The Gododdin (Welsh pronunciation: [ɡoˈdoðin]) were a P-Celtic speaking Brittonic people of north-eastern Britannia, the area known as the Hen Ogledd or Old North (modern south-east Scotland and north-east England), in the sub-Roman period. Descendants of the Votadini, they are best known as the subject of the 6th-century Welsh poem Y Gododdin, which memorialises the Battle of Catraeth and is attributed to Aneirin.
The name Gododdin is the Modern Welsh form, but the name appeared in Old Welsh as Guotodin and derived from the tribal name Votadini recorded in Classical sources, such as in Greek texts from the Roman period.
It is not known exactly how far the kingdom of the Gododdin extended, possibly from the Stirling area to the kingdom of Bryneich (Bernicia), and including what are now the Lothian and Borders regions of eastern Scotland.
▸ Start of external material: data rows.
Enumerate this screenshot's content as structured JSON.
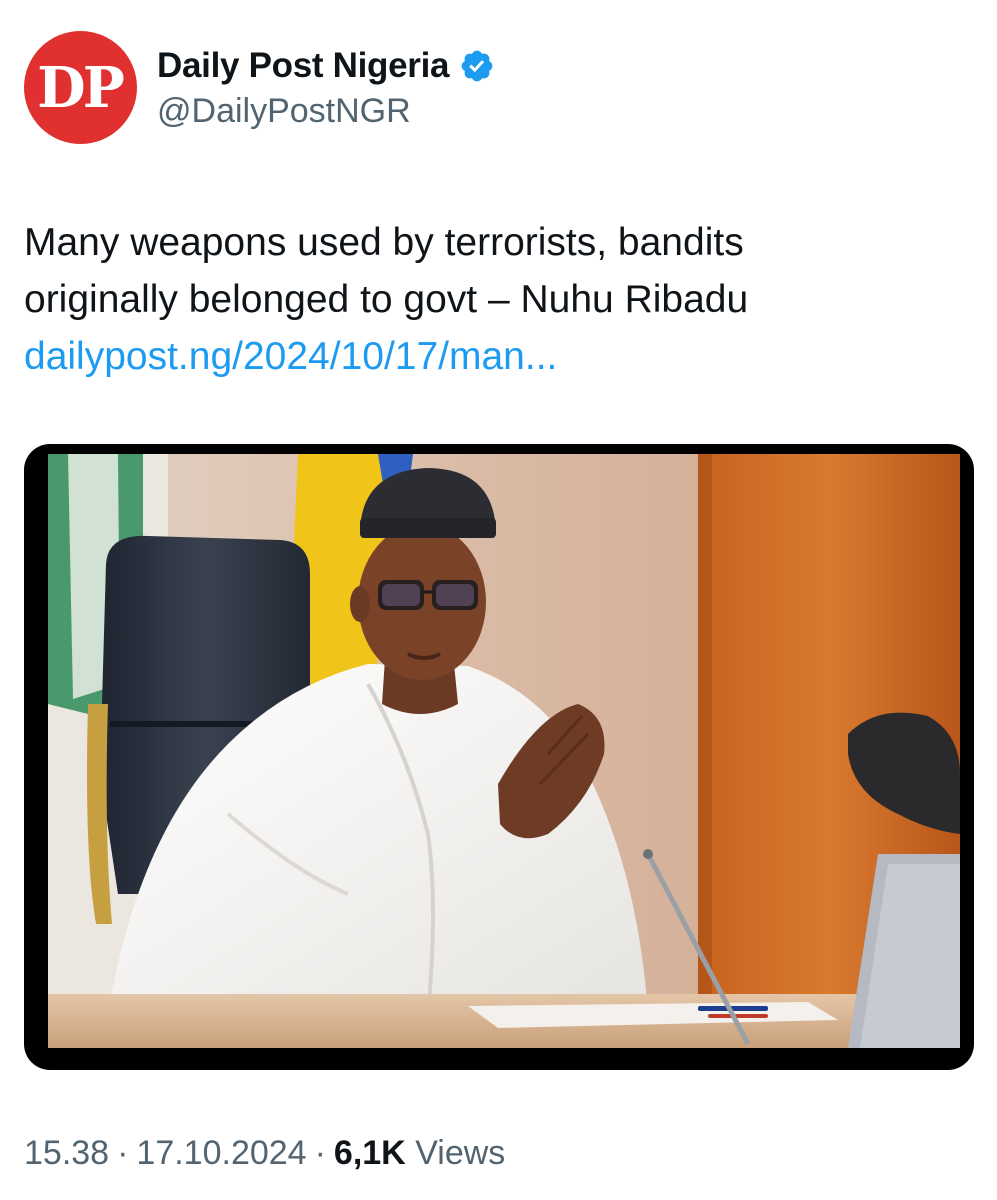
{
  "author": {
    "avatar_text": "DP",
    "display_name": "Daily Post Nigeria",
    "handle": "@DailyPostNGR",
    "verified": true,
    "brand_color": "#e0302f",
    "verified_color": "#1d9bf0"
  },
  "post": {
    "text_line1": "Many weapons used by terrorists, bandits",
    "text_line2": "originally belonged to govt – Nuhu Ribadu",
    "link_text": "dailypost.ng/2024/10/17/man...",
    "link_color": "#1d9bf0",
    "media": {
      "type": "photo"
    }
  },
  "meta": {
    "time": "15.38",
    "separator": "·",
    "date": "17.10.2024",
    "views_count": "6,1K",
    "views_label": "Views"
  }
}
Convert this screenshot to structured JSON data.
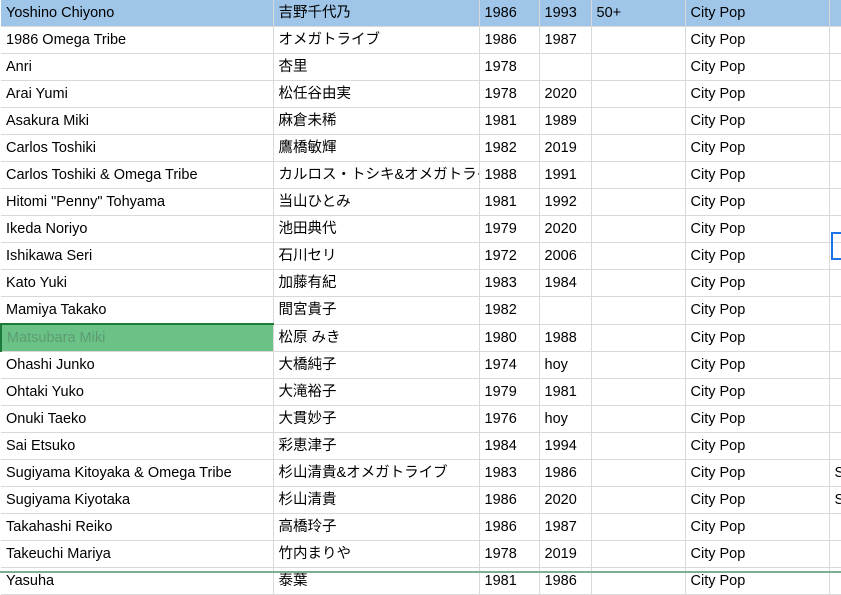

It was bounded to the west by the Brythonic Kingdom of Strathclyde, and to the north by the Picts. Those living around Clackmannanshire were known as the Manaw Gododdin. According to tradition, local kings of this period lived at both Traprain Law and Din Eidyn (Edinburgh, whose English name is ultimately a calque, with the Old English -burh corresponding to the Cumbric din; in Scottish Gaelic it is still known as Dùn Éideann), and probably also at Din Baer (Dunbar, Scottish Gaelic Dùn Bàrr).